Multilayer ceramic capacitors (MLCCs) are a passive component that supply needed amounts of power for chips, prevent electromagnetic wave interference, and control current so that it flows uniformly and stably in the circuits of electronic products.
Used in automotive power, safety, comfort and entertainment systems, the traditional gasoline-powered car contains at least 3,000 MLCCs, while high-end electric vehicles may use 10,000 MLCCs. What’s more, as an increasing number of car models become equipped with sophisticated arrangements, such as advanced driver-assistance systems (ADAS), demand for MLCCs is being pushed to even higher levels.
Consider that despite the global COVID pandemic, the global MLCC market is forecast to grow from US$13.3 billion this year to US$16.8 billion by 2024 and the automotive MLCC sector is projected to expand its share from 29% to 35% during the period, according to the firm KB Investment & Securities.

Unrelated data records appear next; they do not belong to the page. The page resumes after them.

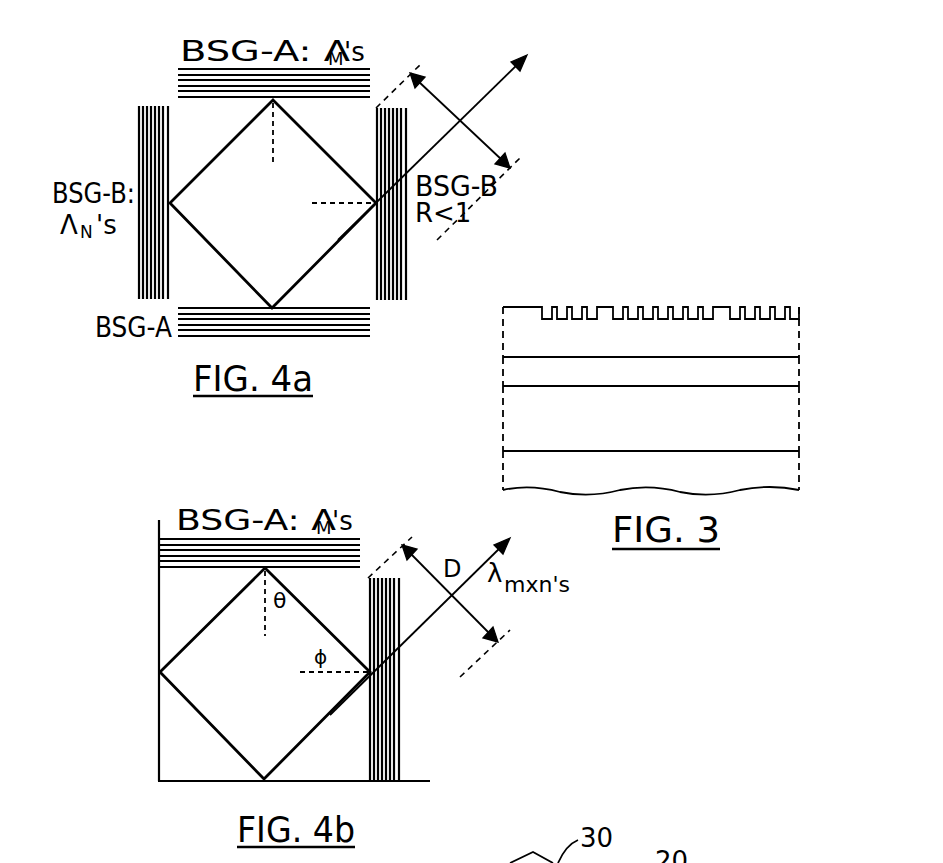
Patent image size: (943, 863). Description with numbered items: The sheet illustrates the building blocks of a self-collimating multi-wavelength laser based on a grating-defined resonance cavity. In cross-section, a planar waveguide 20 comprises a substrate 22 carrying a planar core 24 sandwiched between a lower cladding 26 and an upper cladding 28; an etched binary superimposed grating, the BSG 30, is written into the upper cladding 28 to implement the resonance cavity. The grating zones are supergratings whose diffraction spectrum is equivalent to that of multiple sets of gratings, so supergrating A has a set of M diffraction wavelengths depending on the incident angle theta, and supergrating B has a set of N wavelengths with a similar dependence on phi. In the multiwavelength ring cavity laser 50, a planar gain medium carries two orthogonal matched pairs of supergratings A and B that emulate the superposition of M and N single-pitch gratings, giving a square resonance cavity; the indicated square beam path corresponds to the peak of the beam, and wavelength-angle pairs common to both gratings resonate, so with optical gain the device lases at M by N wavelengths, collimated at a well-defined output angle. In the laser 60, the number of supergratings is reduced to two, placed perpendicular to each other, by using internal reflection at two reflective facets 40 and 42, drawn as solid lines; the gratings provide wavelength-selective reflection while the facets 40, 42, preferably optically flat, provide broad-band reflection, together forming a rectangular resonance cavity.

In FIG. 3, the planar waveguide 20 is at (824, 322).
In FIG. 3, the substrate 22 is at (778, 474).
In FIG. 3, the planar core 24 is at (512, 376).
In FIG. 3, the lower cladding 26 is at (778, 420).
In FIG. 3, the upper cladding 28 is at (502, 321).
In FIG. 3, the binary superimposed grating (BSG) 30 is at (770, 305).
In FIG. 4B, the reflective facet 40 is at (158, 624).
In FIG. 4B, the reflective facet 42 is at (218, 783).
In FIG. 4A, the multiwavelength ring cavity laser 50 is at (136, 52).
In FIG. 4B, the laser 60 is at (512, 712).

Given all of that, it comes as no surprise that Samsung Electro-Mechanics, an electronic parts supplier affiliated with Samsung Electronics, has developed five new types of MLCCs for automobiles—three for powertrain applications and two for anti-lock brake systems—all of which will be supplied to global automakers. The company will be immediately supplying the newly developed MLCCs to a global automotive parts maker that wasn’t identified during the formal product introduction.
An MLCC for powertrains must handle high capacity in a high-temperature and high-pressure environment. Typically, small MLCC case sizes are 0402 and smaller, while larger sizes will be 0603 and greater. A case size of 0402 measures 1.016 × 0.51 mm (0.04 inches by 0.02 inches). Samsung Electro-Mechanics has succeeded in developing a MLCCs in the 2012 size (2.0 × 1.2 mm) with 1.0 µF, the 3216 size (3.2 × 1.6 mm) at 2.2 µF, and the 3225 size (3.2 × 2.5mm) at 4.7 µF.
The company highlighted its use of proprietary ceramic and electrode materials and a precision lamination method as enabling the high electric capacity for each size. Also noted was that its new components can be stably used even at high voltages of up to 100 V. Samsung also pointed out that the existing 12-V automotive electrical system has recently been transforming to a higher voltage of 48 V, so its MLCCs can be widely applied to markets that require high-voltage products such as automotive batteries.
Samsung Electro-Mechanics also introduced two types of MLCCs for anti-lock braking systems (ABS). As automotive ABS is a component directly related to safety, components designed for this subassembly must ensure a high level of reliability. These new ABS-targeted MLCCs are the 2012 (2.0 × 1.2 mm) at 4.7 µF and the same-sized unit at 2.2 µF.
The company said the new MLCCs represent a 20% increased lifespan compared to existing products and a 5% improvement in safety margin. The ability to withstand high voltage also was improved for stable operation under extreme environments such as high temperatures (above 150℃), low temperatures (−55℃), and high humidity (85% or higher humidity), with a greater tensile strength against external impact.
In announcing its new MLCCs, Samsung Electro-Mechanics said its new products pass the rigorous manufacturing criteria of AEC-Q200 (certification for passive automotive components), the time-proven automotive reliability test standard, and they will also satisfy the thorough verification requirements of each client.
The company has stepped up production of automotive MLCCs since 2016 by establishing a dedicated production line in Busan, Korea in 2018, followed by the construction of a new automotive MLCC factory in Tianjin, China. Samsung said it will be able to turn out MLCCs from its Tianjin plant by the end of this year.